In una nota, Cgil, Cisl e Uil sottolineano che "sarebbe il caso di rivedere alcuni paletti, come quello reddituale o l’età massima di accesso, decisamente troppo bassa rispetto alla media dei disoccupati baresi"

L'ennesimo prolungamento, al 31 luglio, dei termini per partecipare a Ba29, il bando del Comune sull'inclusione lavorativa che propone tirocini per semestrali con retribuzione da 450 euro mensili, non convince i sindacati sui "criteri" delle misure in campo per fronteggiare la disoccupazione. Lo affermano, in una nota, i segretari generali confederali Gigia Bucci (Cgil Bari), Giuseppe Boccuzzi (Cisl Bari) e Franco Busto (Uil Bari): "Quando il Comune e l’Assessorato competente ci hanno presentato il progetto - spiegano i segretati - che abbiamo comunque accolto con spirito positivo e collaborativo, cercando di approfondire il più possibile obiettivi e parametri dello stesso, abbiamo subito sollevato perplessità sull’Isee familiare richiesto. E’ fin troppo evidente, infatti, che 6000 euro annui di Isee sono troppo pochi e discriminanti, alla luce di quello che è il reale scenario socio-economico della città e più in generale della provincia barese".

"Isee da rivedere così come l'età d'accesso"

Circa 500, al momento, le posizioni ancora aperte su 976 disponibili: "Davvero - prosgeue la nota - si pensa che un reddito di famiglia pari a 7, 8, 10mila euro annui possa garantire a un disoccupato una serena ricerca di un’occupazione, specie in un territorio come il nostro? Forse sarebbe il caso, quindi, di rivedere alcuni paletti, come quello reddituale, appunto, o l’età massima di accesso, anch’essa decisamente troppo bassa rispetto all’età media dei disoccupati baresi, che continuiamo a ritenere estremamente selettivi, per ampliare la platea di potenziali aspiranti ai tirocini e, di conseguenza, rendere maggiormente efficace la misura”.

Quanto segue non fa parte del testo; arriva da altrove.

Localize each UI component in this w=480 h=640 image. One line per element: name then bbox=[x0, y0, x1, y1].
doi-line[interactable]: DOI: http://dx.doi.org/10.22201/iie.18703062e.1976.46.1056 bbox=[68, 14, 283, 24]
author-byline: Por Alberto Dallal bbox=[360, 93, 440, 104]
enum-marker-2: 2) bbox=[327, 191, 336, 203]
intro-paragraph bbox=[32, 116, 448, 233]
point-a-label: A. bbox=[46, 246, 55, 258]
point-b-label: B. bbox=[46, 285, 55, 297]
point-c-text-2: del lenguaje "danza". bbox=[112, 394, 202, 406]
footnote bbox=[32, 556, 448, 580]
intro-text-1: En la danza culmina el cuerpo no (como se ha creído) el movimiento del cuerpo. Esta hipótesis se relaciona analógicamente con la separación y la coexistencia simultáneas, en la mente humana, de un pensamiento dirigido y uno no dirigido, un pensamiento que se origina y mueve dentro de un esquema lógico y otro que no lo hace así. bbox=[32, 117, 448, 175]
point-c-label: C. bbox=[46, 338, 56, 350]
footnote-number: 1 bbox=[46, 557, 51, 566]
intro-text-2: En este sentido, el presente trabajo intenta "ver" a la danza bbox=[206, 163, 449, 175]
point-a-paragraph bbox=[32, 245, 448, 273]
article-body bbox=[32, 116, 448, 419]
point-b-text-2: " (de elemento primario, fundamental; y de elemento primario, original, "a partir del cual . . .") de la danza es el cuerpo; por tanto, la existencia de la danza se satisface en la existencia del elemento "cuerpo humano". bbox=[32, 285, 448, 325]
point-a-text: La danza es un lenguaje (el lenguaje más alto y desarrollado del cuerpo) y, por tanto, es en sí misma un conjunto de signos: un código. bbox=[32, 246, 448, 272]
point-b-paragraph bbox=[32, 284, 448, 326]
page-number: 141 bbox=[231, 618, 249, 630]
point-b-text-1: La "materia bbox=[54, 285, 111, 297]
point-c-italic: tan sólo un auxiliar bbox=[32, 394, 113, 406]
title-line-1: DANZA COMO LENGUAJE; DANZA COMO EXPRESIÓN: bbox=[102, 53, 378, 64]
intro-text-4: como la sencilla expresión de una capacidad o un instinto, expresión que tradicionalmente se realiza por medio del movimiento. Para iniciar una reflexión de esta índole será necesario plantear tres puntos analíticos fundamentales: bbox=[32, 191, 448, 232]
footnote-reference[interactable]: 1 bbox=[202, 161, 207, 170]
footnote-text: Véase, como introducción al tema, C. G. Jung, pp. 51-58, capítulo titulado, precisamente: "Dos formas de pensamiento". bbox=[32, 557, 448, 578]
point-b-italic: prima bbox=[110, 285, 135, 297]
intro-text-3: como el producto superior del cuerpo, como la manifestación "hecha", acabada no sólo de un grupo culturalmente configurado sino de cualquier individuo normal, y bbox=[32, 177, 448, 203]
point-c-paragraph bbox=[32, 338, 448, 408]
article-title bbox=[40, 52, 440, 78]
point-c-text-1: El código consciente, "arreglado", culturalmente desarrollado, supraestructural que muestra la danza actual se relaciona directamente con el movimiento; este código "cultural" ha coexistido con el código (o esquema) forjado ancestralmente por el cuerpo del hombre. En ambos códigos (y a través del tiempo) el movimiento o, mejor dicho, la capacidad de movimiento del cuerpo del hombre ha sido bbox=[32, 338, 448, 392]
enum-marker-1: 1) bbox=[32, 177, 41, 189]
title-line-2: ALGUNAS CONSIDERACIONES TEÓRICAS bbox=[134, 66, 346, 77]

Bucci, Boccuzzi e Busto sottolineano inoltre che "in quei contesti, ovvero con Isee familiari di poco superiori ai 6000 euro annui, si trovano spesso lavoratori disoccupati con ‘basse qualifiche’, che oggi il mercato richiede di più. Del resto, basterebbe consultare i dati Excelsior sull’occupazione in Terra di Bari per verificare come i titolari di licenza media siano richiesti dai datori di lavoro tre volte di più dei laureati. Prima di attivare certe iniziative, comunque utili e lodevoli - concludono i tre segretari confederali di Cgil Cisl Uil - bisogna intensificare le interlocuzioni con le parti sociali e datoriali, che sicuramente sanno interpretare al meglio le dinamiche locali del mondo del lavoro, rendendole costanti e non solo a spot. Crediamo che anche l’amministrazione comunale convegna sul fatto che è a dir poco paradossale che in una città dove un giovane su due non lavora, si trovi difficoltà a far attivare tirocini a pagamento e per giunta a titolo gratuito per le imprese. E ripetiamo, non bastano la pubblicità e gli appelli ai giovani disoccupati, occorre creare le condizioni concrete affinché quei giovani possano accedere a tali opportunità”.